Wednesday, May 21, 2014

Don't Forget to Remember


Today I started reading a book to help me in my studies for a sermon series in August.  I’ll be honest, I rarely read the “Acknowledgements.”  But for some reason, this time, I did and I am so glad.  The name leaped off the page at me, “Jeffery Wittung…at Baker Academic.”  You see, I may not be that smart, but I had at least one friend (no offense to any of my other friends) who had a brilliant mind and his name was Jeff Wittung.  I say “had” because Jeff died from injuries sustained in a car accident in 2010.  All it took was seeing his name on that book page to have my mind opened to remember. 

I first met Jeff at Mount Vernon Nazarene University.  We were both religion majors so we knew of each other, but it was not until our senior year that we really began to connect.  I remember on our graduation day we made plans for him to drive from his home in Van Wert to mine in Miamisburg so we could take a road trip to visit Nazarene Theological Seminary.  Needless to say, we got to know each other very well, very fast in that long, boring ride across the heart of America.  Before we left Kansas City, we put down a deposit on an apartment at Knob Hill and registered for classes at NTS in the fall.  For the next three years we shared that apartment and became good friends.  We graduated and I had the honor of being the best man in Jeff and Marne’s wedding. 

Of course, time rolls on and lives get busy, but Jeff and I would occasionally connect and pick up right where we left off.  Jeff was a loyal friend who possessed and called forth a depth in a relationship that few other friendships seem to have the courage to allow let alone invite.

And then, like it was some horrible nightmare I could not awaken from, I learned that Jeff was in critical condition.  I talked with his wife, videotaped the sermon for Sunday and made it to the hospital just hours before he passed from this life to the next. 

All of that and more comes flooding back just from seeing a few words on a page.  Sometimes it is good to , isn’t it?  I have so many memories of Jeff that are so good; times of laughing, praying, talking and just hanging out together.  It is good to remember the good.  But it is also sometimes painful to remember, isn’t it?  Seeing Jeff lying in the hospital, with his wife crying and the pictures that his little girls had colored to decorate his room still breaks my heart.  Nevertheless, I am convinced that remembering, even when it is painful, is healthy.  Because just because we have trained ourselves to forget something does not mean we are any freer from the pain of it. 

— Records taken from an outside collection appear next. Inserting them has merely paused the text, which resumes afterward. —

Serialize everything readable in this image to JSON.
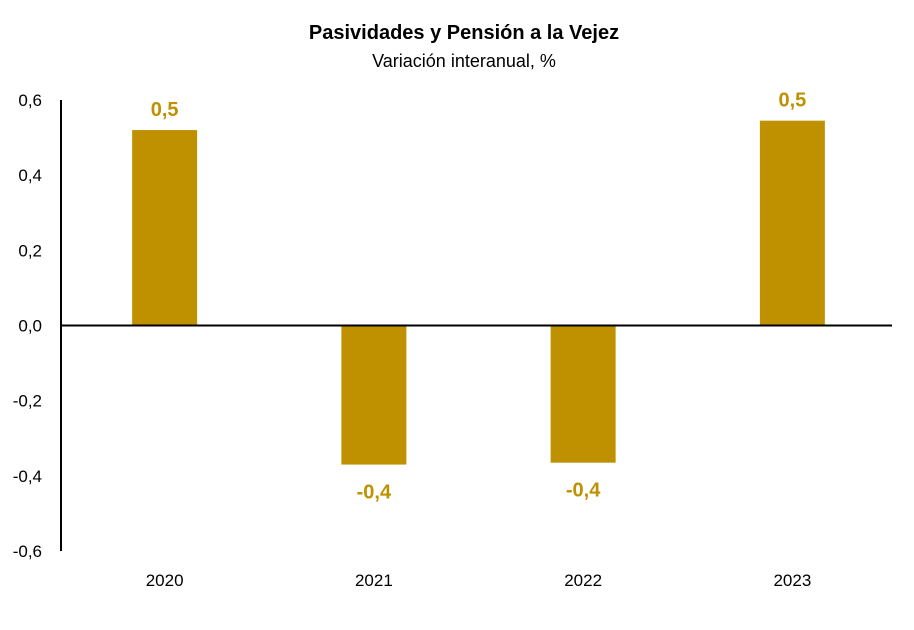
{
  "chart_data": {
    "type": "bar",
    "title": "Pasividades y Pensión a la Vejez",
    "subtitle": "Variación interanual, %",
    "categories": [
      "2020",
      "2021",
      "2022",
      "2023"
    ],
    "values": [
      0.52,
      -0.37,
      -0.365,
      0.545
    ],
    "data_labels": [
      "0,5",
      "-0,4",
      "-0,4",
      "0,5"
    ],
    "ylim": [
      -0.6,
      0.6
    ],
    "yticks": [
      0.6,
      0.4,
      0.2,
      0.0,
      -0.2,
      -0.4,
      -0.6
    ],
    "ytick_labels": [
      "0,6",
      "0,4",
      "0,2",
      "0,0",
      "-0,2",
      "-0,4",
      "-0,6"
    ],
    "xlabel": "",
    "ylabel": "",
    "grid": false,
    "legend": "none",
    "colors": {
      "bar": "#BF9000",
      "data_label": "#BF9000",
      "axis": "#000000"
    }
  }
}
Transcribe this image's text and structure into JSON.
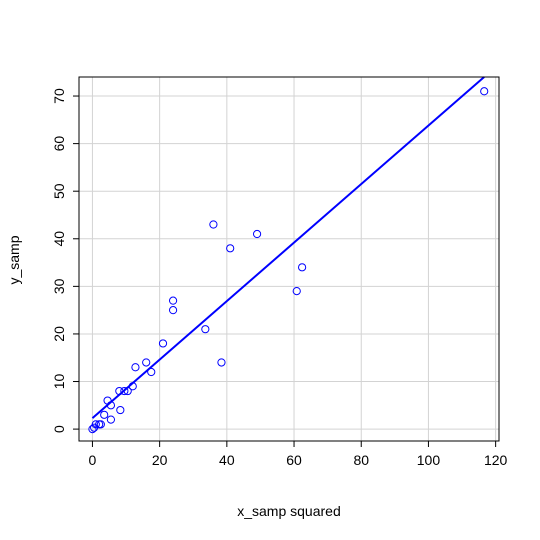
{
  "chart_data": {
    "type": "scatter",
    "title": "",
    "xlabel": "x_samp squared",
    "ylabel": "y_samp",
    "xlim": [
      -4,
      121
    ],
    "ylim": [
      -2.5,
      74
    ],
    "x_ticks": [
      0,
      20,
      40,
      60,
      80,
      100,
      120
    ],
    "y_ticks": [
      0,
      10,
      20,
      30,
      40,
      50,
      60,
      70
    ],
    "grid": true,
    "point_color": "#0000ff",
    "line_color": "#0000ff",
    "series": [
      {
        "points": [
          [
            0.0,
            0
          ],
          [
            0.5,
            0.3
          ],
          [
            1.0,
            1
          ],
          [
            2.0,
            1
          ],
          [
            2.5,
            1
          ],
          [
            3.5,
            3
          ],
          [
            4.5,
            6
          ],
          [
            5.5,
            5
          ],
          [
            5.5,
            2
          ],
          [
            8.0,
            8
          ],
          [
            8.3,
            4
          ],
          [
            9.5,
            8
          ],
          [
            10.5,
            8
          ],
          [
            12.0,
            9
          ],
          [
            12.8,
            13
          ],
          [
            16.0,
            14
          ],
          [
            17.5,
            12
          ],
          [
            21.0,
            18
          ],
          [
            24.0,
            27
          ],
          [
            24.0,
            25
          ],
          [
            33.6,
            21
          ],
          [
            36.0,
            43
          ],
          [
            38.4,
            14
          ],
          [
            41.0,
            38
          ],
          [
            49.0,
            41
          ],
          [
            60.8,
            29
          ],
          [
            62.4,
            34
          ],
          [
            116.6,
            71
          ]
        ]
      }
    ],
    "fit_line": {
      "intercept": 2.3,
      "slope": 0.615
    }
  }
}
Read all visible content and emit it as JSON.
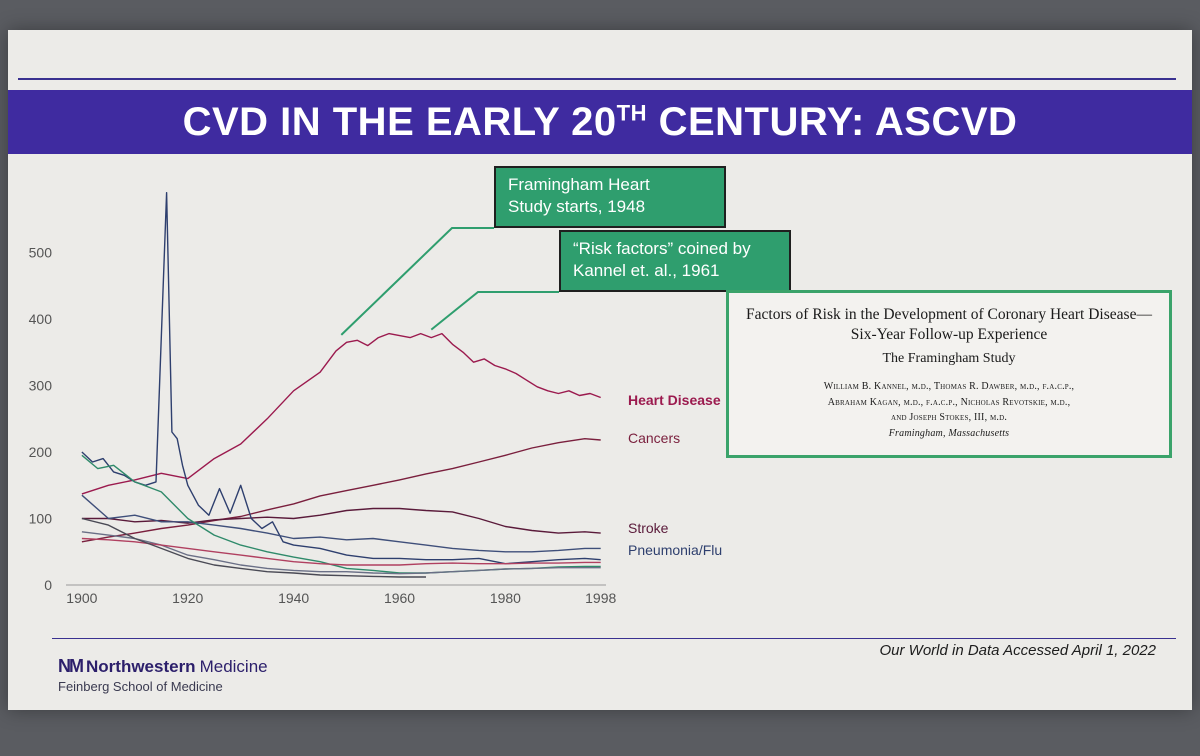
{
  "slide": {
    "title_main": "CVD IN THE EARLY 20",
    "title_sup": "TH",
    "title_end": " CENTURY: ASCVD",
    "callout_fhs_line1": "Framingham Heart",
    "callout_fhs_line2": "Study starts, 1948",
    "callout_rf_line1": "“Risk factors” coined by",
    "callout_rf_line2": "Kannel et. al., 1961",
    "paper": {
      "title_line1": "Factors of Risk in the Development of Coronary Heart Disease—",
      "title_line2": "Six-Year Follow-up Experience",
      "study": "The Framingham Study",
      "authors_line1": "William B. Kannel, m.d., Thomas R. Dawber, m.d., f.a.c.p.,",
      "authors_line2": "Abraham Kagan, m.d., f.a.c.p., Nicholas Revotskie, m.d.,",
      "authors_line3": "and Joseph Stokes, III, m.d.",
      "location": "Framingham, Massachusetts"
    },
    "logo_mark": "NM",
    "logo_name": "Northwestern",
    "logo_medicine": "Medicine",
    "logo_sub": "Feinberg School of Medicine",
    "source": "Our World in Data Accessed April 1, 2022"
  },
  "chart_data": {
    "type": "line",
    "title": "",
    "xlabel": "",
    "ylabel": "",
    "xlim": [
      1897,
      1999
    ],
    "ylim": [
      0,
      600
    ],
    "x_ticks": [
      1900,
      1920,
      1940,
      1960,
      1980,
      1998
    ],
    "y_ticks": [
      0,
      100,
      200,
      300,
      400,
      500
    ],
    "grid": false,
    "series": [
      {
        "name": "Heart Disease",
        "color": "#9b1a4e",
        "points": [
          [
            1900,
            137
          ],
          [
            1905,
            150
          ],
          [
            1910,
            158
          ],
          [
            1915,
            168
          ],
          [
            1920,
            160
          ],
          [
            1925,
            190
          ],
          [
            1930,
            212
          ],
          [
            1935,
            250
          ],
          [
            1940,
            292
          ],
          [
            1945,
            320
          ],
          [
            1948,
            352
          ],
          [
            1950,
            365
          ],
          [
            1952,
            368
          ],
          [
            1954,
            360
          ],
          [
            1956,
            372
          ],
          [
            1958,
            378
          ],
          [
            1960,
            375
          ],
          [
            1962,
            372
          ],
          [
            1964,
            378
          ],
          [
            1966,
            372
          ],
          [
            1968,
            378
          ],
          [
            1970,
            362
          ],
          [
            1972,
            350
          ],
          [
            1974,
            335
          ],
          [
            1976,
            340
          ],
          [
            1978,
            330
          ],
          [
            1980,
            325
          ],
          [
            1982,
            318
          ],
          [
            1984,
            308
          ],
          [
            1986,
            298
          ],
          [
            1988,
            292
          ],
          [
            1990,
            288
          ],
          [
            1992,
            292
          ],
          [
            1994,
            285
          ],
          [
            1996,
            288
          ],
          [
            1998,
            282
          ]
        ]
      },
      {
        "name": "Cancers",
        "color": "#7a1f3d",
        "points": [
          [
            1900,
            65
          ],
          [
            1905,
            72
          ],
          [
            1910,
            78
          ],
          [
            1915,
            85
          ],
          [
            1920,
            90
          ],
          [
            1925,
            97
          ],
          [
            1930,
            103
          ],
          [
            1935,
            113
          ],
          [
            1940,
            122
          ],
          [
            1945,
            134
          ],
          [
            1950,
            142
          ],
          [
            1955,
            150
          ],
          [
            1960,
            158
          ],
          [
            1965,
            167
          ],
          [
            1970,
            175
          ],
          [
            1975,
            185
          ],
          [
            1980,
            195
          ],
          [
            1985,
            206
          ],
          [
            1990,
            214
          ],
          [
            1995,
            220
          ],
          [
            1998,
            218
          ]
        ]
      },
      {
        "name": "Stroke",
        "color": "#5a1a3a",
        "points": [
          [
            1900,
            100
          ],
          [
            1905,
            100
          ],
          [
            1910,
            95
          ],
          [
            1915,
            97
          ],
          [
            1920,
            93
          ],
          [
            1925,
            98
          ],
          [
            1930,
            100
          ],
          [
            1935,
            102
          ],
          [
            1940,
            100
          ],
          [
            1945,
            105
          ],
          [
            1950,
            112
          ],
          [
            1955,
            115
          ],
          [
            1960,
            115
          ],
          [
            1965,
            112
          ],
          [
            1970,
            110
          ],
          [
            1975,
            100
          ],
          [
            1980,
            88
          ],
          [
            1985,
            82
          ],
          [
            1990,
            78
          ],
          [
            1995,
            80
          ],
          [
            1998,
            78
          ]
        ]
      },
      {
        "name": "Pneumonia/Flu",
        "color": "#2e3f6e",
        "points": [
          [
            1900,
            200
          ],
          [
            1902,
            185
          ],
          [
            1904,
            190
          ],
          [
            1906,
            170
          ],
          [
            1908,
            165
          ],
          [
            1910,
            155
          ],
          [
            1912,
            150
          ],
          [
            1914,
            155
          ],
          [
            1916,
            590
          ],
          [
            1917,
            230
          ],
          [
            1918,
            220
          ],
          [
            1919,
            180
          ],
          [
            1920,
            150
          ],
          [
            1922,
            120
          ],
          [
            1924,
            105
          ],
          [
            1926,
            145
          ],
          [
            1928,
            108
          ],
          [
            1930,
            150
          ],
          [
            1932,
            100
          ],
          [
            1934,
            85
          ],
          [
            1936,
            95
          ],
          [
            1938,
            65
          ],
          [
            1940,
            60
          ],
          [
            1945,
            55
          ],
          [
            1950,
            45
          ],
          [
            1955,
            40
          ],
          [
            1960,
            40
          ],
          [
            1965,
            38
          ],
          [
            1970,
            38
          ],
          [
            1975,
            40
          ],
          [
            1980,
            32
          ],
          [
            1985,
            35
          ],
          [
            1990,
            38
          ],
          [
            1995,
            40
          ],
          [
            1998,
            38
          ]
        ]
      },
      {
        "name": "",
        "color": "#3f4f7a",
        "points": [
          [
            1900,
            135
          ],
          [
            1905,
            100
          ],
          [
            1910,
            105
          ],
          [
            1915,
            95
          ],
          [
            1920,
            95
          ],
          [
            1925,
            90
          ],
          [
            1930,
            85
          ],
          [
            1935,
            78
          ],
          [
            1940,
            70
          ],
          [
            1945,
            72
          ],
          [
            1950,
            68
          ],
          [
            1955,
            70
          ],
          [
            1960,
            65
          ],
          [
            1965,
            60
          ],
          [
            1970,
            55
          ],
          [
            1975,
            52
          ],
          [
            1980,
            50
          ],
          [
            1985,
            50
          ],
          [
            1990,
            52
          ],
          [
            1995,
            55
          ],
          [
            1998,
            55
          ]
        ]
      },
      {
        "name": "",
        "color": "#2f8a6a",
        "points": [
          [
            1900,
            195
          ],
          [
            1903,
            175
          ],
          [
            1906,
            180
          ],
          [
            1910,
            155
          ],
          [
            1915,
            140
          ],
          [
            1920,
            100
          ],
          [
            1925,
            75
          ],
          [
            1930,
            60
          ],
          [
            1935,
            50
          ],
          [
            1940,
            42
          ],
          [
            1945,
            35
          ],
          [
            1950,
            25
          ],
          [
            1955,
            22
          ],
          [
            1960,
            18
          ],
          [
            1965,
            18
          ],
          [
            1970,
            20
          ],
          [
            1975,
            22
          ],
          [
            1980,
            24
          ],
          [
            1985,
            25
          ],
          [
            1990,
            27
          ],
          [
            1995,
            28
          ],
          [
            1998,
            28
          ]
        ]
      },
      {
        "name": "",
        "color": "#6a6f86",
        "points": [
          [
            1900,
            80
          ],
          [
            1905,
            75
          ],
          [
            1910,
            70
          ],
          [
            1915,
            60
          ],
          [
            1920,
            45
          ],
          [
            1925,
            38
          ],
          [
            1930,
            30
          ],
          [
            1935,
            25
          ],
          [
            1940,
            22
          ],
          [
            1945,
            20
          ],
          [
            1950,
            20
          ],
          [
            1955,
            18
          ],
          [
            1960,
            17
          ],
          [
            1965,
            18
          ],
          [
            1970,
            20
          ],
          [
            1975,
            22
          ],
          [
            1980,
            24
          ],
          [
            1985,
            25
          ],
          [
            1990,
            26
          ],
          [
            1995,
            26
          ],
          [
            1998,
            26
          ]
        ]
      },
      {
        "name": "",
        "color": "#b04060",
        "points": [
          [
            1900,
            70
          ],
          [
            1905,
            68
          ],
          [
            1910,
            65
          ],
          [
            1915,
            60
          ],
          [
            1920,
            55
          ],
          [
            1925,
            50
          ],
          [
            1930,
            45
          ],
          [
            1935,
            40
          ],
          [
            1940,
            35
          ],
          [
            1945,
            32
          ],
          [
            1950,
            30
          ],
          [
            1955,
            30
          ],
          [
            1960,
            30
          ],
          [
            1965,
            32
          ],
          [
            1970,
            33
          ],
          [
            1975,
            32
          ],
          [
            1980,
            32
          ],
          [
            1985,
            33
          ],
          [
            1990,
            33
          ],
          [
            1995,
            34
          ],
          [
            1998,
            34
          ]
        ]
      },
      {
        "name": "",
        "color": "#4a4a55",
        "points": [
          [
            1900,
            100
          ],
          [
            1905,
            90
          ],
          [
            1910,
            70
          ],
          [
            1915,
            55
          ],
          [
            1920,
            40
          ],
          [
            1925,
            30
          ],
          [
            1930,
            25
          ],
          [
            1935,
            20
          ],
          [
            1940,
            18
          ],
          [
            1945,
            15
          ],
          [
            1950,
            14
          ],
          [
            1955,
            13
          ],
          [
            1960,
            12
          ],
          [
            1965,
            12
          ]
        ]
      }
    ],
    "annotations": [
      {
        "name": "fhs-1948",
        "x": 1949,
        "y": 370
      },
      {
        "name": "risk-factors-1961",
        "x": 1966,
        "y": 378
      }
    ]
  }
}
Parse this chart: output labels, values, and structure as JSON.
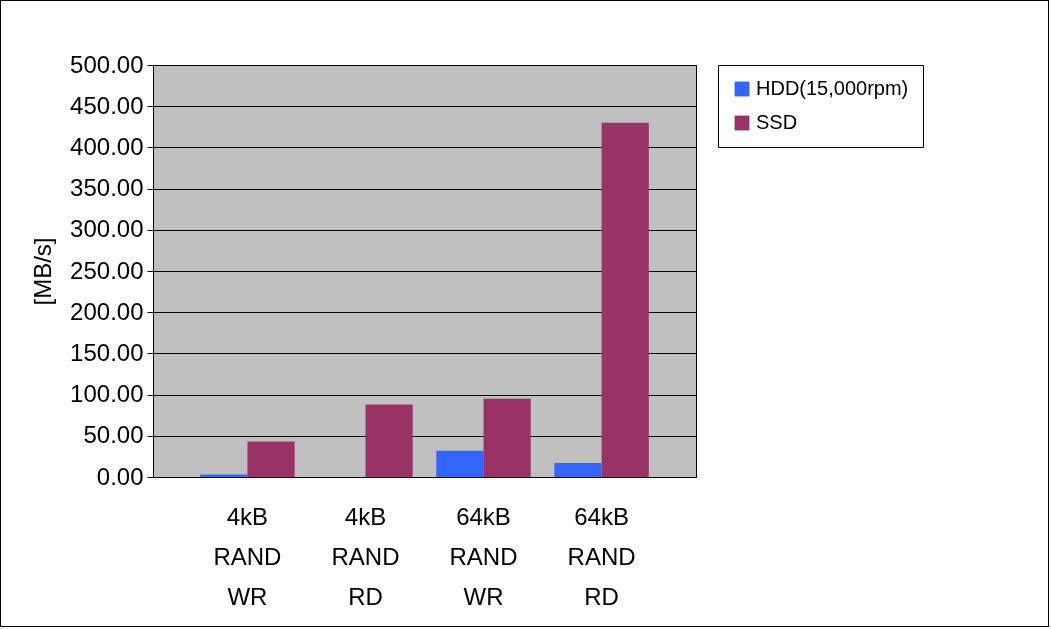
{
  "chart_data": {
    "type": "bar",
    "ylabel": "[MB/s]",
    "categories": [
      "4kB RAND WR",
      "4kB RAND RD",
      "64kB RAND WR",
      "64kB RAND RD"
    ],
    "series": [
      {
        "name": "HDD(15,000rpm)",
        "color": "#3366ff",
        "values": [
          3,
          null,
          32,
          17
        ]
      },
      {
        "name": "SSD",
        "color": "#993366",
        "values": [
          43,
          88,
          95,
          430
        ]
      }
    ],
    "ylim": [
      0,
      500
    ],
    "yticks": [
      {
        "value": 0,
        "label": "0.00"
      },
      {
        "value": 50,
        "label": "50.00"
      },
      {
        "value": 100,
        "label": "100.00"
      },
      {
        "value": 150,
        "label": "150.00"
      },
      {
        "value": 200,
        "label": "200.00"
      },
      {
        "value": 250,
        "label": "250.00"
      },
      {
        "value": 300,
        "label": "300.00"
      },
      {
        "value": 350,
        "label": "350.00"
      },
      {
        "value": 400,
        "label": "400.00"
      },
      {
        "value": 450,
        "label": "450.00"
      },
      {
        "value": 500,
        "label": "500.00"
      }
    ],
    "grid": "y",
    "legend": "right"
  }
}
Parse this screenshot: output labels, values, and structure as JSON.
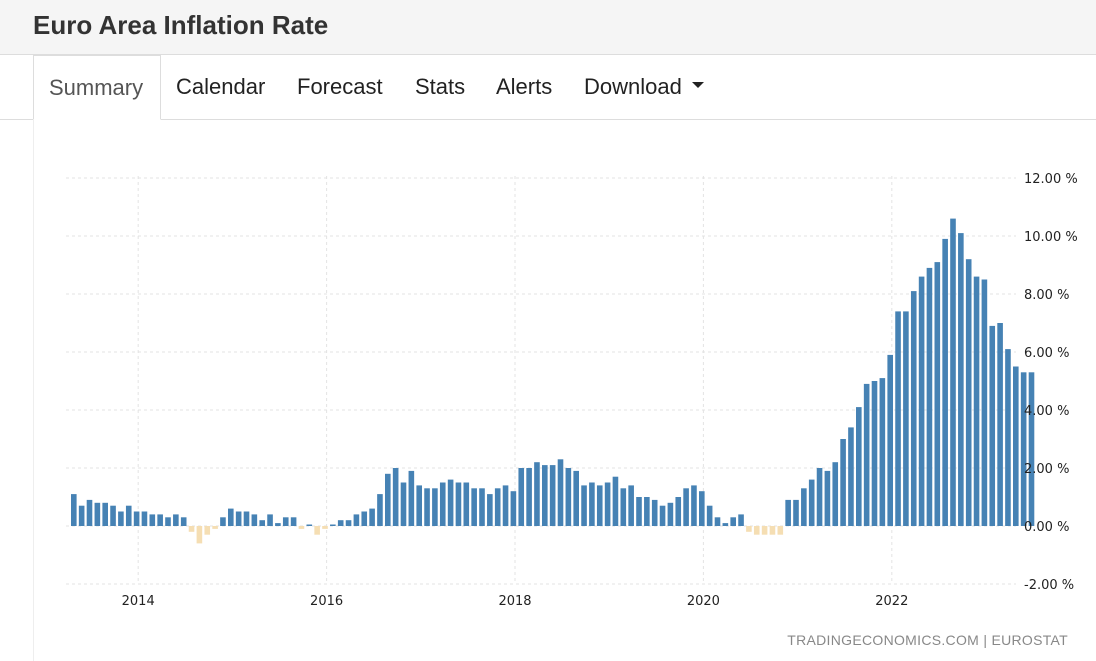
{
  "header": {
    "title": "Euro Area Inflation Rate"
  },
  "tabs": [
    {
      "label": "Summary",
      "active": true
    },
    {
      "label": "Calendar",
      "active": false
    },
    {
      "label": "Forecast",
      "active": false
    },
    {
      "label": "Stats",
      "active": false
    },
    {
      "label": "Alerts",
      "active": false
    },
    {
      "label": "Download",
      "active": false,
      "dropdown": true
    }
  ],
  "source": "TRADINGECONOMICS.COM  |  EUROSTAT",
  "chart_data": {
    "type": "bar",
    "start": "2013-09",
    "y_unit": "%",
    "ylim": [
      -2,
      12
    ],
    "y_ticks": [
      "12.00 %",
      "10.00 %",
      "8.00 %",
      "6.00 %",
      "4.00 %",
      "2.00 %",
      "0.00 %",
      "-2.00 %"
    ],
    "x_ticks": [
      "2014",
      "2016",
      "2018",
      "2020",
      "2022"
    ],
    "grid": true,
    "colors": {
      "positive": "#4682b4",
      "negative": "#f5deb3"
    },
    "values": [
      1.1,
      0.7,
      0.9,
      0.8,
      0.8,
      0.7,
      0.5,
      0.7,
      0.5,
      0.5,
      0.4,
      0.4,
      0.3,
      0.4,
      0.3,
      -0.2,
      -0.6,
      -0.3,
      -0.1,
      0.3,
      0.6,
      0.5,
      0.5,
      0.4,
      0.2,
      0.4,
      0.1,
      0.3,
      0.3,
      -0.1,
      0.0,
      -0.3,
      -0.1,
      0.0,
      0.2,
      0.2,
      0.4,
      0.5,
      0.6,
      1.1,
      1.8,
      2.0,
      1.5,
      1.9,
      1.4,
      1.3,
      1.3,
      1.5,
      1.6,
      1.5,
      1.5,
      1.3,
      1.3,
      1.1,
      1.3,
      1.4,
      1.2,
      2.0,
      2.0,
      2.2,
      2.1,
      2.1,
      2.3,
      2.0,
      1.9,
      1.4,
      1.5,
      1.4,
      1.5,
      1.7,
      1.3,
      1.4,
      1.0,
      1.0,
      0.9,
      0.7,
      0.8,
      1.0,
      1.3,
      1.4,
      1.2,
      0.7,
      0.3,
      0.1,
      0.3,
      0.4,
      -0.2,
      -0.3,
      -0.3,
      -0.3,
      -0.3,
      0.9,
      0.9,
      1.3,
      1.6,
      2.0,
      1.9,
      2.2,
      3.0,
      3.4,
      4.1,
      4.9,
      5.0,
      5.1,
      5.9,
      7.4,
      7.4,
      8.1,
      8.6,
      8.9,
      9.1,
      9.9,
      10.6,
      10.1,
      9.2,
      8.6,
      8.5,
      6.9,
      7.0,
      6.1,
      5.5,
      5.3,
      5.3
    ]
  }
}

This weekend we celebrate a holiday that is all about remembering.  I remember when my Grandpa and Grandma would spend the weekend driving around South West Ohio placing flowers on graves.  At each stop, they would remember…they would remember the person, the good and the painful.  I wonder how many people of my generation truly appreciate “Memorial Day?”  I wonder for how many of us it is merely a day off work and cook-out on the deck…nothing wrong with a day off and having a meal with friends and family, but I can’t help but wonder what happens when a generation forgets to remember. It just seems it is difficult to know who you are if you do not remember who and how you got to be who you are.  It just seems it is difficult to truly move forward, or at least to go anyplace worth going to, if you have not taken the time to learn or heal from your past. 

Whether all that is true or not for life, we do know it to be true for our relationship with God as individuals and as a church family.  The Hebraic concept of faith was not peering blindly into the future and expecting God to suddenly show up.  No, the Hebraic concept of faith was to walk into the future backwards.  With each step backwards into the future one would remember the faithfulness of God in the past and therefore have real hope in knowing that if God came through back then, he could surely come through again. 

The Psalmist writes, “I will remember the deeds of the Lord; yes, I will remember your miracles of long ago” (Psalm 77:11).  The context of that Psalm is one of lament and complaint.  The Psalmist begins by crying out for help and asking how long God will forget them.  However, then he remembers.  He remembers the deeds of the Lord in the past and by the end of the Psalm his remembrance has brought forth real hope and faith for his uncertain present and future.  Because he remembers who God was, he can believe who God is.

So, this Memorial Day weekend, I pray that we will have the courage to and will make the time to simply, but profoundly remember.  Who knows how the Father might use what he causes you to remember to unlock your future!